Os pescadores artesanais não percebem que, para o capital, todos são tratados como consumidores, isto é, não interessa se a atividade produtiva de quem tomou o empréstimo tenha dado certo ou fracassado, essa questão é indiferente ao banco, pois o que importa é o pagamento das parcelas e juros em dia. Por outro lado,


[...] quando tem inadimplência, o banco, ele se resguarda em fazer o financiamento, porque ninguém quer perder dinheiro né? Então, ele só vai colocar esse crédito à disposição [do pescador] quando a instituição [a Colônia Z-16] apresenta uma proposta de investimento seguro [...] (PESCADOR “A”, grifos nossos).


Nesse caso, observa-se a inserção do pescador à lógica capitalista, via spread bancário, quer dizer, projetos dessa natureza acabam por expor o pescador à lógica consumista e dependente da movimentação de desenvolvimento de capital (relação capital-produto-capital). Marx (2010, p. 46) recorre às palavras de Smith para ressaltar que


O único motivo que determina o possuidor de um capital a empregá-lo, seja na agricultura, seja na manufatura, ou no ramo particular do comércio por atacado (em gros) ou varejista (em détail), é o ponto de vista do seu próprio lucro. Nunca lhe vem à mente calcular quanto trabalho produtivo todas essas diversas espécies de aplicação põe em atividade, ou quanto é acrescentado em valor ao produto anual das propriedades agrícolas e [ao produto anual] do trabalho de seu país.


O pescador que antes tinha uma práxis econômica simples (mercadoria-capital-mercadoria), por meio da comercialização do excedente de sua produção, agora inaugura uma práxis econômica complexa (capital- mercadoria-capital) no ciclo de contrair empréstimo bancário-produzir e vender- quitar a dívida e juros contraídos, atendendo assim as exigências políticas, econômicas e burocráticas do mercado. Segundo Bogo (2008, p. 12) é através

do mercado que os agentes do capital, tais como os bancos, “se ‘intrometem’ na vida privada e coletiva dos seres humanos e [...] vão desmanchando todas as resistências. [...] é com ele e graças a ele que a mais-valia, na produção, ganha sentido, e se transforma em novas aquisições e investimentos”.

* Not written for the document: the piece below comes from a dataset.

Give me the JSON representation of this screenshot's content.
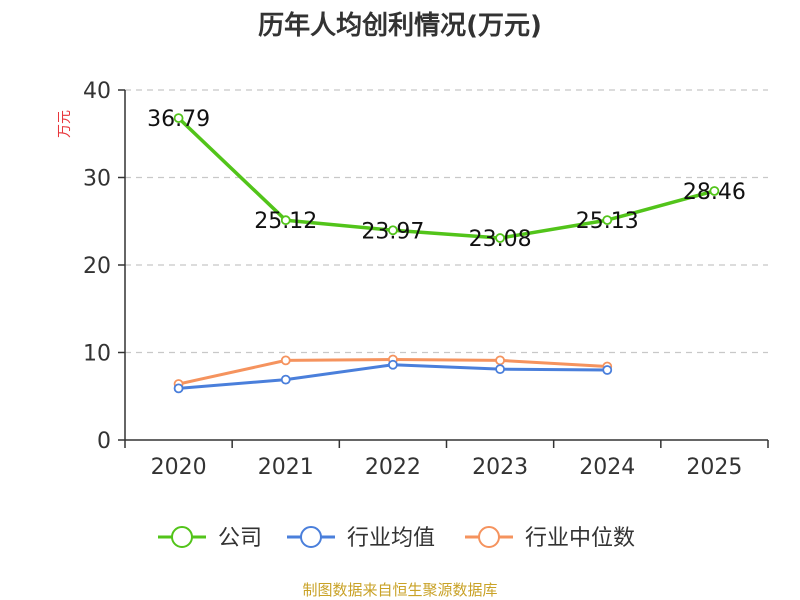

[...] então a Colônia apresenta sempre projetos assim [projeto seguro], uns ele é entendido [pelas agências financiadoras] assim como projetos seguro; outros não. Então o projeto que a gente já apresentou de forma segura foi o DRS – Desenvolvimento Rural Sustentável que seria um crédito direcionado para o pescador fazer os seus poços de criação. Esse projeto foi avaliado como positivo porque todos pagaram seus financiamentos e já está sendo financiado novamente (DIRIGENTE “B”. Grifos nossos).


Um projeto é avaliado como seguro pelos bancos quando oferece possibilidades de retorno imediato que garanta o pagamento dos empréstimos contraídos. Não há a preocupação com a relevância social, isto é, com os benefícios que tais projetos podem trazer para a melhoria das condições de vida e trabalho dos sujeitos nele envolvidos, ficando claro o objetivo de inserção dos pescadores artesanais no movimento de reprodução do capital.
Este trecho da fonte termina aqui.